John Deere, which makes heavy farm equipment and has two factories in Russia, was the latest company to blame weaker sales on economic sanctions. Despite beating its fiscal second-quarter earnings by 16 cents, the company best-known for its green and yellow tractors, cut its full-year outlook, saying sales of its tractors and harvesters would fall "significantly" in Ukraine, Russia and other ex-Soviet republics. The company cited credit restrictions by its customers there for the weak outlook.
Shares of John Deere were down 2.2% to $91.58.
The United States and European Union are trying to pressure Russia into dialing back its involvement in the political affairs of Ukraine by imposing economic sanctions that target banks and dozens of officials.
U.S. companies view Russia as a "growth" market, and they do about $40 billion worth of business annually with Russia.

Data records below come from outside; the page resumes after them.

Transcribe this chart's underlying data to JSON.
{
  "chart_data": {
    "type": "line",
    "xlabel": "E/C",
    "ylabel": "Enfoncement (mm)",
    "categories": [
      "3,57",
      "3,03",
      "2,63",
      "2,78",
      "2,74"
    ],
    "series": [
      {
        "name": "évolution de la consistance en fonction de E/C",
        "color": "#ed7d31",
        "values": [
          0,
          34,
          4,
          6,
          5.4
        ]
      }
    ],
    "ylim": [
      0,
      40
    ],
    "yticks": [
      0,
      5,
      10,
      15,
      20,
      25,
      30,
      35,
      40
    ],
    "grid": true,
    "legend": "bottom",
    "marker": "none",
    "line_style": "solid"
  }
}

After Russia's annexation of Crimea, McDonald's closed three of its fast-food outlets there. The company said it had to cut evening hours in some stores in the region because of less foot traffic. The hamburger giant has more than 400 stores in Russia and gets roughly 9% of its revenue there.
DuPont, which has a big agriculture business, said its customers in Ukraine are deferring or reducing seed purchases because of difficulties in obtaining credit. Visa and MasterCard also feel the pain as sanctions levied against a handful of Russian banks forced them to stop servicing those banks. Bank customers that hold Visa or MasterCard credit cards can't use them to make purchases.